Une autre société, dont Michael Turgut dit être particulièrement fier, est la Swiss Gold Refinery AG, qui posséderait cinq raffineries d’or en Afrique. Dans un prospectus, on peut voir des photos de lingots d’or et d’argent frappés. Là encore, il y a un hic: selon l’Office fédéral de la douane et de la sécurité des frontières (OFDF), Swiss Gold Refinery ne détient pas d’autorisation pour la fabrication et la mise en circulation de produits de la fonte. Elle serait condamnable pénalement si elle mettait des lingots sans marque de fondeur en circulation.
ETF en or nettement moins chers
Cela n’empêche pas Michael Turgut de recommander l’achat d’or fin auprès de SWM. Selon lui, le prix du précieux métal va automatiquement augmenter, car «dans 16 ans, les réserves dans les sols seront épuisées». La valeur de l’or, de l’argent, du platine et du palladium va doubler tous les quatre ans et demi à cinq ans, affirme-t-il. Il vante aussi la sécurité unique de l’entreposage, au port franc d’Embrach (ZH). Enfin, il fait valoir des conditions générales on ne peut plus claires, selon lui.
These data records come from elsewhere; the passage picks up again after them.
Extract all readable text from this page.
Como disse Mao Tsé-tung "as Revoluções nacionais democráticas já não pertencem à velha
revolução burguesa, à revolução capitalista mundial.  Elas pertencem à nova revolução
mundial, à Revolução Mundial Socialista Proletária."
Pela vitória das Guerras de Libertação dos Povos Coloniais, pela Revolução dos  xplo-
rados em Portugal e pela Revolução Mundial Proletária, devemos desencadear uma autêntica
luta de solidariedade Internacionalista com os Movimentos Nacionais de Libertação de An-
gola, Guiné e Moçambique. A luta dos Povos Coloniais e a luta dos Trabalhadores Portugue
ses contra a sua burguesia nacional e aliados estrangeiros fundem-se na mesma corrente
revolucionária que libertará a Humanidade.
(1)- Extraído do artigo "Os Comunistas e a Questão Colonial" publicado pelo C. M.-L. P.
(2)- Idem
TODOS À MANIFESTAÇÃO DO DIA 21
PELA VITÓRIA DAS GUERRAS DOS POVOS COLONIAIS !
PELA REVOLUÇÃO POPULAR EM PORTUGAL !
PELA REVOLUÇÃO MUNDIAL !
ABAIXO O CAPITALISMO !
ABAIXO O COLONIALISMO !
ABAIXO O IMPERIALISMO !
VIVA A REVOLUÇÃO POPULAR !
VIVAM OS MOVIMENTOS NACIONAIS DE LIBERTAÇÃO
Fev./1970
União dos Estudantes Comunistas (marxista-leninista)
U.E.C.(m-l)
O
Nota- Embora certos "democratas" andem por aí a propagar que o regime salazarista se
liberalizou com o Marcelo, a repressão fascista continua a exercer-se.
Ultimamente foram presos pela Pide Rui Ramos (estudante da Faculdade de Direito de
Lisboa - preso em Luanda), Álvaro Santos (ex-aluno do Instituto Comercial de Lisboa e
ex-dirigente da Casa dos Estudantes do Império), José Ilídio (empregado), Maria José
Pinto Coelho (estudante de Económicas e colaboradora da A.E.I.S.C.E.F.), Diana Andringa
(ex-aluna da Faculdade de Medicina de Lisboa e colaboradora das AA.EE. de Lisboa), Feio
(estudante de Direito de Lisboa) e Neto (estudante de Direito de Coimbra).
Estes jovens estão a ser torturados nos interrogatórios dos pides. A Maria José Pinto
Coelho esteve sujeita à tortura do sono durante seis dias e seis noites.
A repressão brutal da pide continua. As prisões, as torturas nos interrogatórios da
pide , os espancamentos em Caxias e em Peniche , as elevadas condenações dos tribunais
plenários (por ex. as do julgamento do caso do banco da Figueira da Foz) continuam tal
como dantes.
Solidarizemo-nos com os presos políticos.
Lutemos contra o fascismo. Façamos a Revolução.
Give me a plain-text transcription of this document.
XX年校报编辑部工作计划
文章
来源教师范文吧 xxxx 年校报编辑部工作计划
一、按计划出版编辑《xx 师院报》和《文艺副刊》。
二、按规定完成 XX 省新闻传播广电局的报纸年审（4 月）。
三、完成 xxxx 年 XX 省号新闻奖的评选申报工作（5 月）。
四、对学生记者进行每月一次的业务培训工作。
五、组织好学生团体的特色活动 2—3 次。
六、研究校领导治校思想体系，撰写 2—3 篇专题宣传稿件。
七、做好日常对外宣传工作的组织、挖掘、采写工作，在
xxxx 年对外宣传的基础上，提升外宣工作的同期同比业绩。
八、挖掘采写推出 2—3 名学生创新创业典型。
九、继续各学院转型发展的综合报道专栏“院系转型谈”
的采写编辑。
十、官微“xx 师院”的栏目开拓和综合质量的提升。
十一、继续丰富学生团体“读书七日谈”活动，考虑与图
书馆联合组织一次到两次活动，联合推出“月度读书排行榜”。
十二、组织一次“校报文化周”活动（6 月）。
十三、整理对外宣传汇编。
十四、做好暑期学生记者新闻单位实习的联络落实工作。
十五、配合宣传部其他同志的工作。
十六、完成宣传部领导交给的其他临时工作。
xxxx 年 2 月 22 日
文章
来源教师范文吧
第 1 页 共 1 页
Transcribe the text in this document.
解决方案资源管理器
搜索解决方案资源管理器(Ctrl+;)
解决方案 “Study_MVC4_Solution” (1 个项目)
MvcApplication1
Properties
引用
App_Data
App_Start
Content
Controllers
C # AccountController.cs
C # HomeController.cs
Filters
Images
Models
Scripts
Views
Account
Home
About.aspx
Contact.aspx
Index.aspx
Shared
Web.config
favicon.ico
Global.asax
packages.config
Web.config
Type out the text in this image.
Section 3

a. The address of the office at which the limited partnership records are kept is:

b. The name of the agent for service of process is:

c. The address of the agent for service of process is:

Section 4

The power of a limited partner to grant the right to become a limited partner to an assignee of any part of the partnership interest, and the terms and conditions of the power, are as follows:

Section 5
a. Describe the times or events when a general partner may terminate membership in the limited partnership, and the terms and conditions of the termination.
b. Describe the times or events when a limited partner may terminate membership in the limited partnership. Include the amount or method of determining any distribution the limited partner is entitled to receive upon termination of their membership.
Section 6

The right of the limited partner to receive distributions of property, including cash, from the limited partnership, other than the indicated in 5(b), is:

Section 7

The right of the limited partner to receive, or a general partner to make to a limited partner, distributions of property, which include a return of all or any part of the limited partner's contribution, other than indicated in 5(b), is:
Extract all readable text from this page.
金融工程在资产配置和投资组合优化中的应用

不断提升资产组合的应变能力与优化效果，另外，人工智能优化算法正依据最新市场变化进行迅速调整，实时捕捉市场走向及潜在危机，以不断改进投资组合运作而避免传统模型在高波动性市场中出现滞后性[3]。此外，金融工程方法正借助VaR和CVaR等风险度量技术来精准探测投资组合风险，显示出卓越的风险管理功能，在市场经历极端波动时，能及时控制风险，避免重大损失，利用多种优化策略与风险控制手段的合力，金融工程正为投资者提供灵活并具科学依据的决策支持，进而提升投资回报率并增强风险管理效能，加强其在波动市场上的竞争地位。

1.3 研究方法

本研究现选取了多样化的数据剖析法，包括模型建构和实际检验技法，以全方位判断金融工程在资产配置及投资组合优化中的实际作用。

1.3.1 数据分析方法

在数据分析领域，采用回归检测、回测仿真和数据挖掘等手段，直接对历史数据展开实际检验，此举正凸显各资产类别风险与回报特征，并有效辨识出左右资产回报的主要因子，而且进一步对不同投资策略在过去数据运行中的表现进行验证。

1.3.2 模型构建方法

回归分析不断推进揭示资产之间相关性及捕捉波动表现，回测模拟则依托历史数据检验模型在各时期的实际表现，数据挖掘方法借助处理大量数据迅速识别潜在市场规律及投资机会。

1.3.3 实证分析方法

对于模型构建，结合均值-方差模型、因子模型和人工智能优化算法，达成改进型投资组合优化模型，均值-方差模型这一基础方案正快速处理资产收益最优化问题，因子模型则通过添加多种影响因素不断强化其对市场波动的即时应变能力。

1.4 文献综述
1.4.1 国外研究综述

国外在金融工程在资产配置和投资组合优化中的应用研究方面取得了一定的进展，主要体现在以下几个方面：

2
Là encore, il ne dit pas tout. La durée minimale du contrat est de 12 ans. Des «frais d’aménagement» de 4,9% de la somme totale sont prélevés dès le début. Le versement mensuel minimal s’élève à 50 euros, dont 5% d’«agio». À cela s’ajoutent encore 1,2% pour les frais annuels d’entreposage et d’assurance et jusqu’à 1,8% pour les «frais courants». Le client qui décide de rompre le contrat avant terme reçoit la valeur vénale du moment des métaux précieux après déduction des frais.
- À titre de comparaison: qui investit dans des fonds cotés en bourse (ETF) investis dans de l’or ne paie qu’une infime partie des frais. L’ETF d’UBS investi dans de l’or (ISIN: CH0106027128), par exemple, implique des frais annuels de 0,23% de la somme investie – coûts d’achat et de dépôt en sus.
Pour conclure, Michael Turgut montre une vidéo de l’édition 2022 du Monte-Carlo Film Festival, dont Swiss Gold Refinery est un des principaux sponsors. On y voit l’ancien président du conseil d’administration Renato Vitetta sur le tapis rouge, accompagné de Claudio De Giorgi.
Ce que Turgut se garde de mentionner: Claudio De Giorgi est un escroc plusieurs fois condamné en justice. Il a mis en place en Centrafrique la Swiss Gold Value Sàrl, qui collecte de l’or brut dans des petites mines. Swiss Gold Refinery et Swiss Gold Treuhand affirment ne pas travailler avec De Giorgi.
En réponse à nos recherches, SWM écrit que Michael Turgut est un coach indépendant. Il aurait été condamné en Allemagne en 2013 dans une affaire privée. Le jugement serait actuellement en révision auprès de la Cour d’appel bavaroise de Bamberg. «Michael Turgut ne cherche pas à vendre de l’or brut» insiste SWM. «Ses séminaires sont de pures séances d’information pour les nouveaux partenaires.»
Christian Bütikofer / sp
Conseil pratique
Avant d’acheter un métal précieux, vérifiez qu’il a la marque d’un fondeur reconnu. La liste des titulaires de la patente de fondeur se trouve sur le site de l’Office fédéral de la douane (OFDF).